Once the cluster is created, you can test it by submitting a job:

In [None]:
!cd ../test && python test_job.py --cloud-name {ANYSCALE_CLOUD_NAME} --stack-type k8s

# You can check the job status by running:
!anyscale job list --cloud {ANYSCALE_CLOUD_NAME}

You just start a job and you can see the logs from your Anyscale Console. You can view the running results from Anyscale console in "Jobs".

## 9. Cleanup

When you're done, you can terminate the cluster and clean up resources:


In [None]:
# Step 1: Delete Anyscale Cloud Registration

!anyscale cloud delete {ANYSCALE_CLOUD_NAME}

# Step 2: Clean up Kubernetes resources (BEFORE deleting cluster)

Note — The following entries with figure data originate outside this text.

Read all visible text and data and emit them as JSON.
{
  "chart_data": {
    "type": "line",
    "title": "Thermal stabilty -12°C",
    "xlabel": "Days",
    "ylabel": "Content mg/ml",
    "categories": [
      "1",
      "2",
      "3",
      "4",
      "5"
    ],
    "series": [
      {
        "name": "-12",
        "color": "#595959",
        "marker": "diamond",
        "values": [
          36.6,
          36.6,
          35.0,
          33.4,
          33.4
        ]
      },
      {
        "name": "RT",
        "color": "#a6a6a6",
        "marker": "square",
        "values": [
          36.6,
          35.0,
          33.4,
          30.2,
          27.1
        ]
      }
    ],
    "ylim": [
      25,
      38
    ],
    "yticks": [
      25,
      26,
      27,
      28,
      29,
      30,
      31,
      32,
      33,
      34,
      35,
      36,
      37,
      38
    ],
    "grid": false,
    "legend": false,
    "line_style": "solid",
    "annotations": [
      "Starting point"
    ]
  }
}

!helm uninstall anyscale-operator --namespace anyscale-operator
!helm uninstall ingress-nginx --namespace ingress-nginx
!kubectl delete namespace anyscale-operator
!kubectl delete namespace ingress-nginx

# Step 3: Empty GCS bucket (if it has objects)
# (Optional) Please make sure the Compute Engine API and any other required APIs are enabled:
#!gcloud services list --enabled --project={YOUR_GCP_PROJECT_NAME}

# (Optional) If you want to delete the GCS bucket, you can run the following command:
# Find your GCS bucket name from the output of the terraform apply command, then run the following command:
!gsutil rm -r gs://{GCS_BUCKET_NAME}/*

# Step 4: Destroy Terraform resources
!terraform destroy --auto-approve -var="google_project_id={GCP_PROJECT_ID}" -var="google_region={GCP_REGION}"

# You may need to delete service accounts and VPC network created by terraform manually.